Despite some common positions and partial successes, which have resulted in the recapture of some territories in Iraq, the fight against IS in Syria and Iraq is still marred by disagreements between the parties involved, particularly with respect to the way to conduct the unavoidable military action on the ground. In looking at the outcome of the campaign to date that has been conducted almost exclusively from the air, one is forced to conclude that this is an approach fraught with risk. This is mainly due to the complex conflict scenarios within the two countries, which illustrate that there can only be hope for a military campaign against IS to succeed if there is a simultaneous humanitarian, political and economic stabilisation of the region. As long as the Syria conflict – which acted as the main catalyst for the rise of al-Qaeda and IS – continues, creating a vacuum that allows militant groups such as IS to consolidate, the options for intervening in Syria remain limited.

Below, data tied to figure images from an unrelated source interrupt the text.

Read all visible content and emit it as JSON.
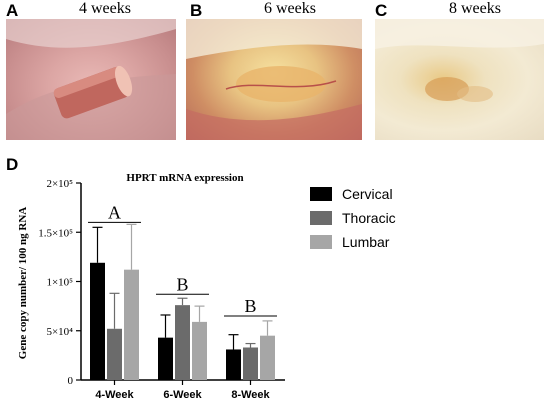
{
  "panels": [
    {
      "letter": "A",
      "title": "4 weeks"
    },
    {
      "letter": "B",
      "title": "6 weeks"
    },
    {
      "letter": "C",
      "title": "8 weeks"
    }
  ],
  "panel_d_letter": "D",
  "chart_data": {
    "type": "bar",
    "title": "HPRT mRNA expression",
    "xlabel": "",
    "ylabel": "Gene copy number/ 100 ng RNA",
    "categories": [
      "4-Week",
      "6-Week",
      "8-Week"
    ],
    "ylim": [
      0,
      200000
    ],
    "yticks": [
      0,
      50000,
      100000,
      150000,
      200000
    ],
    "ytick_labels": [
      "0",
      "5×10⁴",
      "1×10⁵",
      "1.5×10⁵",
      "2×10⁵"
    ],
    "series": [
      {
        "name": "Cervical",
        "color": "#000000",
        "values": [
          119000,
          43000,
          31000
        ],
        "errors": [
          36000,
          23000,
          15000
        ]
      },
      {
        "name": "Thoracic",
        "color": "#6b6b6b",
        "values": [
          52000,
          76000,
          33000
        ],
        "errors": [
          36000,
          7000,
          4000
        ]
      },
      {
        "name": "Lumbar",
        "color": "#a6a6a6",
        "values": [
          112000,
          59000,
          45000
        ],
        "errors": [
          46000,
          16000,
          15000
        ]
      }
    ],
    "group_labels": [
      {
        "text": "A",
        "level": 160000
      },
      {
        "text": "B",
        "level": 87000
      },
      {
        "text": "B",
        "level": 65000
      }
    ],
    "grid": false,
    "legend_position": "right"
  }
}
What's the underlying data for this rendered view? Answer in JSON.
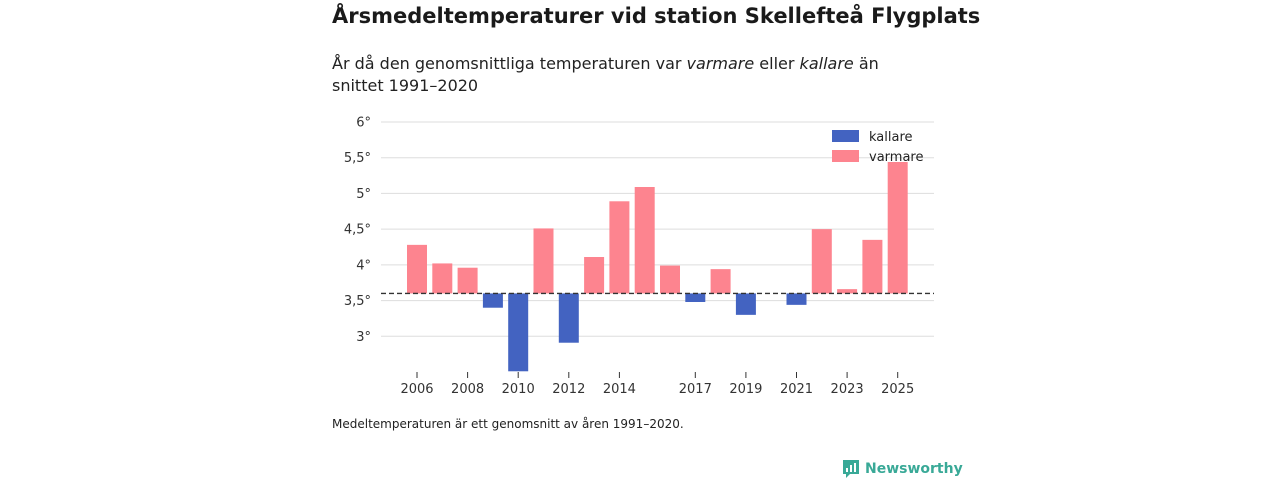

Iraq will play a central role in the fight against IS and any successor terrorist organisations over the coming years. The Kurdish troops of the ARK are of huge importance, particularly for curbing IS by military means, and the ARK has also made a considerable humanitarian contribution by accepting large numbers of Syrian and Iraqi refugees. Against this backdrop, it is vital that international support for the ARK continues and is intensified. However, the long-term political stabilisation of the region, including the fight against the causes of Islamist extremism, can only be achieved with the involvement of a strengthened central Iraqi government. But the dynamic triggered by the Shia mobilisation, which is threatening to exacerbate the political instability within Iraq, will probably prove more difficult to deal with.
Even if it will initially not prove possible to totally defeat IS militarily, but only to weaken it gradually, pushing it back into small territories within Syria and Iraq will allow the military, humanitarian and economic stabilisation of the recaptured areas and the integration of the respective local groups into the political process with the effect of permanently denying IS new recruits and support. However, one cannot exclude the possibility of IS going underground in areas of refuge with support structures and backing among the local population looking back at the emergence of the organisation over ten years ago and the limited resources it had access to at the time. Even assuming the recapture of Mosul by the Iraqi Army, massive loss of fighters and equipment as well as having some of its sources of income cut off, IS would still be capable of organising a prolonged terror campaign against sectarian targets in Iraq. Similar scenarios in the neighbouring states of the Levant cannot be ruled out either.
Dr. Malte Gaier is Desk Officer for Syria, Iraq, Lebanon and Jordan at the Konrad-Adenauer-Stiftung.